Sometimes it makes sense to use alternative metrics for customer retention.
Repeat Purchase Rate and Lifetime Value are great but are often hard to monitor. They move very slowly for most stores, especially when you have a lot of historic data. You can look at only the recent data but that skews the results in a way that defeats much of their purpose.
An alternative is to look at your customer lifetime. This is a measurement of the number of days between your customer's first and last orders.
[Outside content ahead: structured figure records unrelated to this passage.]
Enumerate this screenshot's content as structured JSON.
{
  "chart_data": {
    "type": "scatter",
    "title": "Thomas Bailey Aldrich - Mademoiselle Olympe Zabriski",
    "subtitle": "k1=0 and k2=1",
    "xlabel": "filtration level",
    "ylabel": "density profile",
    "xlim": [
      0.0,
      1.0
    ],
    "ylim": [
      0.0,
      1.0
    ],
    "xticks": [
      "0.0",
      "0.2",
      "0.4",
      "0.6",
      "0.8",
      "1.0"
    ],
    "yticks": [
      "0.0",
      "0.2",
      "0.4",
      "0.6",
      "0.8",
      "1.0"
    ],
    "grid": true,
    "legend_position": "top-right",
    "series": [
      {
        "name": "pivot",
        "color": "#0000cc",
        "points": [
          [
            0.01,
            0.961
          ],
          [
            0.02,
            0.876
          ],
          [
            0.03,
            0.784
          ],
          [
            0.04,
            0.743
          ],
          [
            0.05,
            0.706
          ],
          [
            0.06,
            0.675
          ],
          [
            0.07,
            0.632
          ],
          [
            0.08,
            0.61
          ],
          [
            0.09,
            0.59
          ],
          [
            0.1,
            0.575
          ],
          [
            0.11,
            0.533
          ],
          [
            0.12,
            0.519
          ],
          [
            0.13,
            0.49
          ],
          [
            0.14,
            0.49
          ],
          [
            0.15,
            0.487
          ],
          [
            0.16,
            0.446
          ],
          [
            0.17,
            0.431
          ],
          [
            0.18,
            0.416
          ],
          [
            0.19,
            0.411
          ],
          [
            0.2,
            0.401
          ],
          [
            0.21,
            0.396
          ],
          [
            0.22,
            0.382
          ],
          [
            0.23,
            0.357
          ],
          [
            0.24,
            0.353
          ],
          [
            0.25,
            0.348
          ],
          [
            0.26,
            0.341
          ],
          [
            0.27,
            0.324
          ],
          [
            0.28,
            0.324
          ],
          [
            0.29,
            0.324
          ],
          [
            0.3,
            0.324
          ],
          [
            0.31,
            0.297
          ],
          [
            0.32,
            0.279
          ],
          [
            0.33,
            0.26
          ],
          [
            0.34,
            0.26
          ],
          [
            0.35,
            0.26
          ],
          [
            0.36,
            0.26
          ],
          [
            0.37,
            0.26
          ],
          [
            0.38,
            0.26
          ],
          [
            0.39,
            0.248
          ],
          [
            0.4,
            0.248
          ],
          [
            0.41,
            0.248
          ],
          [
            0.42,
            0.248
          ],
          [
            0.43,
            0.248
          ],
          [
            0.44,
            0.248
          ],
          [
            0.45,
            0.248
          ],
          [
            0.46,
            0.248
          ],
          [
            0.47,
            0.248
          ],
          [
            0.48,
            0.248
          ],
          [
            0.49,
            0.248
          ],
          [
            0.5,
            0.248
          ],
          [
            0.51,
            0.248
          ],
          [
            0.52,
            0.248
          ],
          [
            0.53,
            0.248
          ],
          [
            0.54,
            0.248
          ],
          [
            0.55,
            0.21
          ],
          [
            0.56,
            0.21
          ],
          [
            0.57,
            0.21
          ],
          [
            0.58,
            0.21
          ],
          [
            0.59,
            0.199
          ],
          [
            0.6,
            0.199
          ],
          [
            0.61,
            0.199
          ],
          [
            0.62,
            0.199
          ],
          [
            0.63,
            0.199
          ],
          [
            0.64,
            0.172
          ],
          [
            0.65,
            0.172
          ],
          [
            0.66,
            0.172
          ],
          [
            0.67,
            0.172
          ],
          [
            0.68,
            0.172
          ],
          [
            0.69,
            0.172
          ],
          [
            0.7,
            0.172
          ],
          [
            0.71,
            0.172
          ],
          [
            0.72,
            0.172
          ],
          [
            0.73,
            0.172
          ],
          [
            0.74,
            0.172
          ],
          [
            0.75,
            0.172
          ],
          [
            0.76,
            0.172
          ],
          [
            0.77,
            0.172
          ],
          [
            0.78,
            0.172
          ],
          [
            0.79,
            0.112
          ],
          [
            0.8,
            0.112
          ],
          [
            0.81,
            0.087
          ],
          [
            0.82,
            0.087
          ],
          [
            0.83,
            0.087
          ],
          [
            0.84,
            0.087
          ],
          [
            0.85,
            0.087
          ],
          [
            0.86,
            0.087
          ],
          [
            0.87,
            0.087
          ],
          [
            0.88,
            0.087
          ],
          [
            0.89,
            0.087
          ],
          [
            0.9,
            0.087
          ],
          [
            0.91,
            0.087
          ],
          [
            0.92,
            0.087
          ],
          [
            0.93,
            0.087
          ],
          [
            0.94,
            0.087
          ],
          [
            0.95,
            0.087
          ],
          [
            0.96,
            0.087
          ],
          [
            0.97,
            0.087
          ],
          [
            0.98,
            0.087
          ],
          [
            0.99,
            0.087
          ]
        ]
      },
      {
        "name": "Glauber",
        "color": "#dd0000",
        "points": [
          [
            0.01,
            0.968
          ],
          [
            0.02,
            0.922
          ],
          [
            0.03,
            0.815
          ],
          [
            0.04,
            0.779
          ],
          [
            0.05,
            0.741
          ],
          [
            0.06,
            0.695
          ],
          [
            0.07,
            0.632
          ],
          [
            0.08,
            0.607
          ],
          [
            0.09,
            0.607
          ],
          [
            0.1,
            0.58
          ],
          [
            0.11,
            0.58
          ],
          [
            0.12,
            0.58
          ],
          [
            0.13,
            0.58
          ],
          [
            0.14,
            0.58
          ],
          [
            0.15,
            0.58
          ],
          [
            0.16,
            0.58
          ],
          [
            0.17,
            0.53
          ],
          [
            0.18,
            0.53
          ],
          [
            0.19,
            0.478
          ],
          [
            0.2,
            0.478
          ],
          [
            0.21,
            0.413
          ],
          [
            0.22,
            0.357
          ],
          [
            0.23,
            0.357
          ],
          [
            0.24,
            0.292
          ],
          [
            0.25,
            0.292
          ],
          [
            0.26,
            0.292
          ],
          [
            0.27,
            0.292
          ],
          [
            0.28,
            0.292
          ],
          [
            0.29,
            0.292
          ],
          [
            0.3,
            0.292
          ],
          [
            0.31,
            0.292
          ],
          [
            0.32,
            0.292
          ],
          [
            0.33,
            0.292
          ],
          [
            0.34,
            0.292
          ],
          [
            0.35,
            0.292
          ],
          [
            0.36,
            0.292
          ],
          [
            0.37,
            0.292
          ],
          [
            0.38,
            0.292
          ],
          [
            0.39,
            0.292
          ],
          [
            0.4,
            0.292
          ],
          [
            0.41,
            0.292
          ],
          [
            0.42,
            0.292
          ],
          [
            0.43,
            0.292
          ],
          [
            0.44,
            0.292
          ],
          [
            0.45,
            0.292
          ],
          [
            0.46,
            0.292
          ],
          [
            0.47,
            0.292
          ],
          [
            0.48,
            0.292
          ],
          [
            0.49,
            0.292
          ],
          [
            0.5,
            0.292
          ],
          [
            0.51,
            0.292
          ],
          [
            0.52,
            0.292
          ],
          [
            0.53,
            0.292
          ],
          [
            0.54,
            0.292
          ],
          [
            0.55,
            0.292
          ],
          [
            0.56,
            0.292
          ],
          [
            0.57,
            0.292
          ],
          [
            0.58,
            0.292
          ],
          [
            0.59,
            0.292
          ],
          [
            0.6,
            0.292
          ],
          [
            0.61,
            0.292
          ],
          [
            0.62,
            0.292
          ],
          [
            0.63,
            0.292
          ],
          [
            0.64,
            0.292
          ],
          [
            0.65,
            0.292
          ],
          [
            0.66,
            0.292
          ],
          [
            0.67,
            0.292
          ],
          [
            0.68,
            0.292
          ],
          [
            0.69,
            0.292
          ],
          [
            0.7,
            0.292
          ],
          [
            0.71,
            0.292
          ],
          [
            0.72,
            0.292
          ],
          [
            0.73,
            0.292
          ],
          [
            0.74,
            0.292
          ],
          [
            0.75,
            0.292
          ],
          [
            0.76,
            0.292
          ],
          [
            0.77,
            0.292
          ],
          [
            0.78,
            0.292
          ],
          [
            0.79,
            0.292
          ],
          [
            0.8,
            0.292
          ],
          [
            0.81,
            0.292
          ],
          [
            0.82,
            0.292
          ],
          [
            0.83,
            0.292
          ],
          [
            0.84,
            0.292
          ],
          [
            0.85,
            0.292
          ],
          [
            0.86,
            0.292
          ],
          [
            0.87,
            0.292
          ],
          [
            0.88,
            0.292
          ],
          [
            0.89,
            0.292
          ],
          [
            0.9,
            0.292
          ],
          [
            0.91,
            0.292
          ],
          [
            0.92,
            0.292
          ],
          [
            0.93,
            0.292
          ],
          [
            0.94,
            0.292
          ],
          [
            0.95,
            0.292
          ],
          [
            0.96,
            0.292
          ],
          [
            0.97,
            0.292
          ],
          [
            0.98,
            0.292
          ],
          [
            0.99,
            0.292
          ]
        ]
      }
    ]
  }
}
You'll want to grow that as much as possible, a higher value means customers are sticking around longer.
- Long-term customers who continue to order will increase this.
- Customers with only one order will cause it to decrease.
- Defecting customers who never order again will remain where they're at.
This metric gives you a nice tug-of-war between the different customer groups. It also quickly adjusts to new data (e.g. new order, new customer) which makes it easy to monitor.
It's not the be-all-end-all metric and is still possible to lead you astray with outliers (e.g. a customer coming back after 5 years). It's a simple and easy to understand customer behavior metric though which works to its benefit.
Customer lifetime is also very similar to Recency and Frequency from RFM. The difference is RFM is a relative measurement (e.g. how recent have they ordered compared to your other customers) while customer lifetime is an absolute metrics (e.g. 68 days).